21/08/2021 tarihli bilirkişi heyet raporunda özetle; Antalya İli, Kepez İlçesi, Yenidoğan Mahallesi, …ada, … parsel, “Arsa” niteliğindeki taşınmazda keşif mahallinde görülen fiili kullanımı mesken olan taşınmazın Bağımsız bölüm niteliği olmadığı ; hali hazırda alım satımının mümkün olmadığı, konu taşınmazın bağımsız bölüm olarak tadilat projesinin düzenlenip düzenlenemeyeceği konusunun Kepez Belediyesi Ruhsat Servisinden sorulması gerektiği, bağımsız bölüm olarak tadilat projesi düzenlenebilir ise proje maliyetlerinin Mimarlar Odasına, Elektrik Mühendisleri Odasına, Makine Mühendisleri Odasına (sıhhi tesisat projesi için) müzekkere yazılarak istenmesi gerektiği, müzekkerelere cevaplar geldikten sonra dosyanın heyete tevdi ile ek rapor düzenlenebileceği,
Antalya İli, Kepez İlçesi, Yenidoğan Mahallesi, …ada, … parsel, “Arsa” niteliğindeki taşınmazda keşif mahallinde görülen fiili kullanımı mesken olan, projesine göre 80,38 m2 kullanım alanlı olan taşınmazın yeri, konumu, mevkii, şehir merkezine ve denize olan uzaklığı, manzarası, çevresindeki yapılaşma durumu, tercih edilme durumu, bulunduğu binadaki durumu, piyasa rayiçleri vb değerini etkileyen tüm vasıf ve unsurlarıyla değerlendirilmesi sonucu arsa payı dahil; dava tarihindeki değerinin 182.000,-TL olacağı belirtilmiştir.
Bilirkişi raporu taraflara tebliğ edilmiştir.
Mahkememizce itirazların değerlendirilmesi amacıyla ek rapor aldırılmıştır.
14/12/2021 tarihli bilirkişi heyet ek raporunda özetle; kök rapordaki tespitler teyit edilmiştir.
Dava konusu talep, esas itibariyle, tapu iptal tescil talebinde bulunmakla, davacı tarafa taşınmaz değeri dikkate alınarak bakiye harcı tamamlaması için süre verilmiş ve davacı taraf harcı tamamlamıştır.
Aşamalarda, davacı taraf davalarını kısmen ıslah ettiklerini bildirmiş ve mahkememzce ıslah dilekçesi davalıya tebliğ (duruşmada/davalı temsilcisine) edilmiştir.
Davacı ıslah dilekçesinde özetle; davanın ıslahı talebinin kabul edilerek; dava konusu Antalya İli, Kepez ilçesi … ada … parsel sayılı taşınmazın tapu kaydının iptali ile bodrum katındaki bağımsız bölümün müvekkil adına tapuya tesciline, olmadığı takdirde dava konusu fiili kullanımı mesken olan 80,38 m2 kullanım alanlı taşınmaz üzerinde müvekkilin mülkiyet hakkının TMK’nın ilgili hükümleri gereği tapuya şerhi ve müvekkilin mülkiyet hakkının tespitine karar verilmesini talep etmiştir.
Davalı temsilcisi dosyaya sunduğu 21/03/2022 tarihli dilekçesinde özetle; davalının 20/02/2022 tarihli olağan genel kurul toplantısında, gündemin 5 inci maddesi ile özetle; “…genel kurulunca yapılan istişare sonucunda söz konusu bağımsız bölümün imar barışı veya imar affı sürecinde tadilat projesi vs masraflarının üye … tarafından karşılanması kaydı ile tapusunun verilmesi oy birliği ile kabul edildi..” şeklinde karar verildiği bildirilmiştir.
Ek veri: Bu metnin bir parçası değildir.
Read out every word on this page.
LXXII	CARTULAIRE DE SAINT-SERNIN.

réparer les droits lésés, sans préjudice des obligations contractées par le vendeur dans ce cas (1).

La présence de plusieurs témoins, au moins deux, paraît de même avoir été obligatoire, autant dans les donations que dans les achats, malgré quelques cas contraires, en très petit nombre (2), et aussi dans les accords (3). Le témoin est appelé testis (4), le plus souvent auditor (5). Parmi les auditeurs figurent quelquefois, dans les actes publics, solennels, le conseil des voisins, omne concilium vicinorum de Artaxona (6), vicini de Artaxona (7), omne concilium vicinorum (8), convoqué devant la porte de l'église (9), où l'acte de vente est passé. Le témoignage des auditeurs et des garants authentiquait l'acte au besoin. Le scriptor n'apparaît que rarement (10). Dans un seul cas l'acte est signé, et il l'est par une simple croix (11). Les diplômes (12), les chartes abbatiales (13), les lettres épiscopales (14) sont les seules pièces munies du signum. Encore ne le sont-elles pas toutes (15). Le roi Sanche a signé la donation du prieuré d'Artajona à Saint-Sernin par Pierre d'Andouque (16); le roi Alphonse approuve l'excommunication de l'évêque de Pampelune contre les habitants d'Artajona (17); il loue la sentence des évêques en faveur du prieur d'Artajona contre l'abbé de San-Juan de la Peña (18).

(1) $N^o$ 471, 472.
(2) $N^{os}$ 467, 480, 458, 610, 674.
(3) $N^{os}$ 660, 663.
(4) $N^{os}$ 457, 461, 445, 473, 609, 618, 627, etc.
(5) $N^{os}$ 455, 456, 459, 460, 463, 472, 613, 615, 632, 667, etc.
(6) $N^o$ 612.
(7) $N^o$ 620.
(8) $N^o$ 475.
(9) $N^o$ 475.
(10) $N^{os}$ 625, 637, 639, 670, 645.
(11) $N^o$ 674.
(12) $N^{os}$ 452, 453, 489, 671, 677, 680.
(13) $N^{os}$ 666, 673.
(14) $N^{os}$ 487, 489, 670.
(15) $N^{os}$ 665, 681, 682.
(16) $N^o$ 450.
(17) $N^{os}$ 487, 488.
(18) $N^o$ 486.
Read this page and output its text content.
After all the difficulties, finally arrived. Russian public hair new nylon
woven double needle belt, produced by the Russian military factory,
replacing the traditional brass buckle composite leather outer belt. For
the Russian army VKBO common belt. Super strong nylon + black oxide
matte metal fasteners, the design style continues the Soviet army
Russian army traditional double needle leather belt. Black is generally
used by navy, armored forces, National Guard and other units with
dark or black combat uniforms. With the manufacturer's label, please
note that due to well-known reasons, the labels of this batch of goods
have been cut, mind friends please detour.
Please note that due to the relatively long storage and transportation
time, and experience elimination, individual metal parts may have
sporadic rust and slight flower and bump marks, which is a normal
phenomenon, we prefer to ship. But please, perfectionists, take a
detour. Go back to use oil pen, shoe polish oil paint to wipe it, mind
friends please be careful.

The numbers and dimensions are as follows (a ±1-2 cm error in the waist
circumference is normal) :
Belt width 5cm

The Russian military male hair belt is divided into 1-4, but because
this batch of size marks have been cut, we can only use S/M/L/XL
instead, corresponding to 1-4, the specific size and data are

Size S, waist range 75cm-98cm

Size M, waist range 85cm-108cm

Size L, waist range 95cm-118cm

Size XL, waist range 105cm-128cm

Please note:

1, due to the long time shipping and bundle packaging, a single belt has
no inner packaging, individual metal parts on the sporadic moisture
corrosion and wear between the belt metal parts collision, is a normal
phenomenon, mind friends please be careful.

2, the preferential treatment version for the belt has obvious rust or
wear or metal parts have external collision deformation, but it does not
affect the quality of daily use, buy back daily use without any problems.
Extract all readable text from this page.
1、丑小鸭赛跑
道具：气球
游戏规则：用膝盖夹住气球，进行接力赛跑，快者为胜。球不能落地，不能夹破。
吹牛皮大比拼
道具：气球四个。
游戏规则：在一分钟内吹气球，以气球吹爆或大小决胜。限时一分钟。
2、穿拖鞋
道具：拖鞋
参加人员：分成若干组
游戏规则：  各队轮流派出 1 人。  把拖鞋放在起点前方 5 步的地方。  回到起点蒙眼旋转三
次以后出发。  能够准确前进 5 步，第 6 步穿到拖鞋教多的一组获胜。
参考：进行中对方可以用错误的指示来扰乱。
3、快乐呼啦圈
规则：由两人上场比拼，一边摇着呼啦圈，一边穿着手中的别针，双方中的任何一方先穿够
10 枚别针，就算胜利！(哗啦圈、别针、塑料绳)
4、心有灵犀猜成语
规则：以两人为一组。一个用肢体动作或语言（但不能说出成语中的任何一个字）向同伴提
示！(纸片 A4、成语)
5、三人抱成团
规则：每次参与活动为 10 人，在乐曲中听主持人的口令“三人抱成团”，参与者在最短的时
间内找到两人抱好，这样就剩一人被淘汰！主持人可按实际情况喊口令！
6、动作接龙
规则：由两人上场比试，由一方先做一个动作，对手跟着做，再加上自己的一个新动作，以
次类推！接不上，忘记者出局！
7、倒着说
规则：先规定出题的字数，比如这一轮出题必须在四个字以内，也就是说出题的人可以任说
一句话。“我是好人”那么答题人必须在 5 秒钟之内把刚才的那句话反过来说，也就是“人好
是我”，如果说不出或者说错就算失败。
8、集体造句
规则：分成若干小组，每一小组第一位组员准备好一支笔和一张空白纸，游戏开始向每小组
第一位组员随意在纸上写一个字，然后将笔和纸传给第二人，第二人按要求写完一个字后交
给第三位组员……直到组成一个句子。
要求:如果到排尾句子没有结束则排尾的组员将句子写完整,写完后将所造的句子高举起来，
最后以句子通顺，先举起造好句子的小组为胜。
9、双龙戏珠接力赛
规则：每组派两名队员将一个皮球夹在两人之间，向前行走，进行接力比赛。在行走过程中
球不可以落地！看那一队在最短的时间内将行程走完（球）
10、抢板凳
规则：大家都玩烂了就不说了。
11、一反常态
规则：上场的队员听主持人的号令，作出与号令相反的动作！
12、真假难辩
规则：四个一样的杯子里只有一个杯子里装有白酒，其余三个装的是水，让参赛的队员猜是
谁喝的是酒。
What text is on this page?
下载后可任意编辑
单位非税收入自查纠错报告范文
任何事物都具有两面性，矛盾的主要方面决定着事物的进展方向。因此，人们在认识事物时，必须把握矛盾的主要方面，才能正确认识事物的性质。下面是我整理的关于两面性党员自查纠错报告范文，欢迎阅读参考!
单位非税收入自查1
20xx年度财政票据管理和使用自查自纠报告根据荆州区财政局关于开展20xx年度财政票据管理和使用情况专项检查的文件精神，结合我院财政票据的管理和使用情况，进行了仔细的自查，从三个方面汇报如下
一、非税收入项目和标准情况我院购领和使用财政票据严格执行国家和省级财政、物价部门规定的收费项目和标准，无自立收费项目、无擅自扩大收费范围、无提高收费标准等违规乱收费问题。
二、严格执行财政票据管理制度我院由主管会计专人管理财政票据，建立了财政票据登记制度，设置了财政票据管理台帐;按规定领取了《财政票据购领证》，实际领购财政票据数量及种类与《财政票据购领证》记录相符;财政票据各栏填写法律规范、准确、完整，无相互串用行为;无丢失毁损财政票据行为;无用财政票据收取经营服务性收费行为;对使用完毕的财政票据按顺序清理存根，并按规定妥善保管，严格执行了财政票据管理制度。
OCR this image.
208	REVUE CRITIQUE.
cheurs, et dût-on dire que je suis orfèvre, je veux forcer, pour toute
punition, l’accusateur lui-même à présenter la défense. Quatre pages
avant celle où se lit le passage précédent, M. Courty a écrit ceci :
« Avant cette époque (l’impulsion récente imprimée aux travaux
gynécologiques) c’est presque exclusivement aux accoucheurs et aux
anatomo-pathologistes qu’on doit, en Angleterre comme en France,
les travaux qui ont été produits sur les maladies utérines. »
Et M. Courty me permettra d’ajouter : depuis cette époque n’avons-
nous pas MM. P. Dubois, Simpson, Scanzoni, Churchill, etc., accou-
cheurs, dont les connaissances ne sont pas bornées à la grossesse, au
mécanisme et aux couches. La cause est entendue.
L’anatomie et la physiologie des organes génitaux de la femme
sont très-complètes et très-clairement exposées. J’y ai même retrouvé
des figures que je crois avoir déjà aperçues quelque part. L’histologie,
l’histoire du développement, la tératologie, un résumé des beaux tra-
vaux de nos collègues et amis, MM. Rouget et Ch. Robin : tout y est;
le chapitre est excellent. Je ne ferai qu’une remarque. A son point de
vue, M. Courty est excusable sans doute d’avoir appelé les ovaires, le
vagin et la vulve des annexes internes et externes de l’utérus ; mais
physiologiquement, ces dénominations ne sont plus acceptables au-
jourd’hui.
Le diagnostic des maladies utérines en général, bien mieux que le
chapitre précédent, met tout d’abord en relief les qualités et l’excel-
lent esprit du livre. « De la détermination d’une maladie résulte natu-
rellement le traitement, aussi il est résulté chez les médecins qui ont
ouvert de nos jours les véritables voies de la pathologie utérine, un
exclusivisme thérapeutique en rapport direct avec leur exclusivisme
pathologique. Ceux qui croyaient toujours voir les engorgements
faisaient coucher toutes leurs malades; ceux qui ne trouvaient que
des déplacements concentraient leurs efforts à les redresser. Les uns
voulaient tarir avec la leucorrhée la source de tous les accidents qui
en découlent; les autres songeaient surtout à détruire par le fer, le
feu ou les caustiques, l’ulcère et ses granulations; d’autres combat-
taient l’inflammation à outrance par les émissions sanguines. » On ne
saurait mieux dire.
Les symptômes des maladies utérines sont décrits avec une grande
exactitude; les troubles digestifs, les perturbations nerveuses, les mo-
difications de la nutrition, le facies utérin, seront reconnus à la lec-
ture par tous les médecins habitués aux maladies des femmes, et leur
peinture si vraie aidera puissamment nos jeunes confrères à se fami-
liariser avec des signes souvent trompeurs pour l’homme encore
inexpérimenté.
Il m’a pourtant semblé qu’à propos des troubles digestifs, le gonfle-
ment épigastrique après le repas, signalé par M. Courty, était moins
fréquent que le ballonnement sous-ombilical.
Devam eden süreçte davalı taraf kendisine vekil tayin etmiş olup, davalı vekili ise, 27/04/2022 tarihli dilekçesi ile 1993 yılında alınan kararın dahi usule uygun olmadığını, kararın gereği için tüm kat maliklerinin oy birliğinin gerektiğini, böyle bir durumun söz konusu olmadığını, davanın reddine karar verilmesini talep etmiştir.
HMK’nun 26.maddesi gereğince Hakim, iki tarafın iddia ve savunmaları ile bağlı olup, talepten fazlasına veya başka bir şeye karar veremez. Davacı dava dilekçesinde özetle; tapu iptal tescil talebinde bulunmuştur. Her hangi bir alacak talebi yoktur. Tapu iptali istenilen yerin bağımsız bir bölüm olmadığı aşamalardaki bilirkişi raporlarından da anlaşılmaktadır. Bu nedenle, ilk dava dilekçesindeki davacı tarafın talebi hukuken yerinde değildir.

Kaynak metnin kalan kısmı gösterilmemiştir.